I have the following method for looping through a table, changint some values in every row and saving the chages back to the database. To make things go faster I am fetching data in sets of 10,000 rows. This is a large table with over 25 million records in it.
The problem is that my application doesn't seems to be releasing any memory. I have tried redeclaring the records
variable to nothing
or explicitly caling the garbage collector but the memory stays there.
Runnning the built-in VS10 profiler I can see that the culprit is the system.linq.enumerable.tolist()
method which takes up over 98% of my memory.
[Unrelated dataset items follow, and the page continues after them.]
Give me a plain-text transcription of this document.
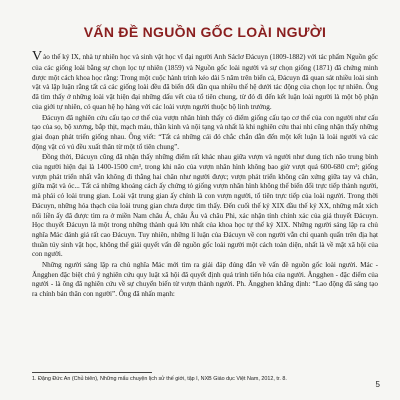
VẤN ĐỀ NGUỒN GỐC LOÀI NGƯỜI

Vào thế kỷ IX, nhà tự nhiên học và sinh vật học vĩ đại người Anh Sáclơ Đácuyn (1809-1882) với tác phẩm Nguồn gốc của các giống loài bằng sự chọn lọc tự nhiên (1859) và Nguồn gốc loài người và sự chọn giống (1871) đã chứng minh được một cách khoa học rằng: Trong một cuộc hành trình kéo dài 5 năm trên biển cả, Đácuyn đã quan sát nhiều loài sinh vật và lập luận rằng tất cả các giống loài đều đã biến đổi dần qua nhiều thế hệ dưới tác động của chọn lọc tự nhiên. Ông đã tìm thấy ở những loài vật hiện đại những dấu vết của tổ tiên chung, từ đó đi đến kết luận loài người là một bộ phận của giới tự nhiên, có quan hệ họ hàng với các loài vượn người thuộc bộ linh trưởng.

Đácuyn đã nghiên cứu cấu tạo cơ thể của vượn nhân hình thấy có điểm giống cấu tạo cơ thể của con người như cấu tạo của sọ, bộ xương, bắp thịt, mạch máu, thần kinh và nội tạng và nhất là khi nghiên cứu thai nhi cũng nhận thấy những giai đoạn phát triển giống nhau. Ông viết: “Tất cả những cái đó chắc chắn dẫn đến một kết luận là loài người và các động vật có vú đều xuất thân từ một tổ tiên chung”.

Đồng thời, Đácuyn cũng đã nhận thấy những điểm rất khác nhau giữa vượn và người như dung tích não trung bình của người hiện đại là 1400-1500 cm³, trong khi não của vượn nhân hình không bao giờ vượt quá 600-680 cm³; giống vượn phát triển nhất vẫn không đi thẳng hai chân như người được; vượn phát triển không cân xứng giữa tay và chân, giữa mặt và óc... Tất cả những khoảng cách ấy chứng tỏ giống vượn nhân hình không thể biến đổi trực tiếp thành người, mà phải có loài trung gian. Loài vật trung gian ấy chính là con vượn người, tổ tiên trực tiếp của loài người. Trong thời Đácuyn, những hóa thạch của loài trung gian chưa được tìm thấy. Đến cuối thế kỷ XIX đầu thế kỷ XX, những mắt xích nối liền ấy đã được tìm ra ở miền Nam châu Á, châu Âu và châu Phi, xác nhận tính chính xác của giả thuyết Đácuyn. Học thuyết Đácuyn là một trong những thành quả lớn nhất của khoa học tự thế kỷ XIX. Những người sáng lập ra chủ nghĩa Mác đánh giá rất cao Đácuyn. Tuy nhiên, những lí luận của Đácuyn về con người vẫn chỉ quanh quẩn trên địa hạt thuần túy sinh vật học, không thể giải quyết vấn đề nguồn gốc loài người một cách toàn diện, nhất là về mặt xã hội của con người.

Những người sáng lập ra chủ nghĩa Mác mới tìm ra giải đáp đúng đắn về vấn đề nguồn gốc loài người. Mác - Ăngghen đặc biệt chú ý nghiên cứu quy luật xã hội đã quyết định quá trình tiến hóa của người. Ăngghen - đặc điểm của người - là ông đã nghiên cứu về sự chuyển biến từ vượn thành người. Ph. Ăngghen khẳng định: “Lao động đã sáng tạo ra chính bản thân con người”. Ông đã nhấn mạnh:

1. Đặng Đức An (Chủ biên), Những mẩu chuyện lịch sử thế giới, tập I, NXB Giáo dục Việt Nam, 2012, tr. 8.
5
How do I release that memory after the call to saveChanges
?
db = New databaseEntities
Dim size = 25000000
Dim stepSize = 10000
For i = 0 to size Step stepSize
Dim sql = (From A In db.table).OrderBy(Function(A) A.Column).Skip(i).Take(stepSize)
Dim records As New List(Of table)
records = sql.ToList
For Each record In records
'do some work
Next
db.SaveChanges()
records = Nothing
GC.Collect()
Next
The repository holds a reference to each entity it is tracking, so you won't be able to dispose an entity whilst the repository is live and tracking it. That means you either need to dispose the repository, or detach each entity after you've finished processing it.
Option 1) if "do some work" doesn't affect the order you'd return records in, you could move the creation of databaseEntities inside the For loop, and declare it with a using block. That should cause each block of entities to be release each time round the for loop
Option 2) If your operation is essentially parallel, and what you do to one "table" entity doesn't have any dependencies on any other, then you could call databaseEntities.Detach(record) after db.SaveChanges, which will enable the garbage collector to reclaim the entity's space.
Looking at your code, I suspect either of thse could be used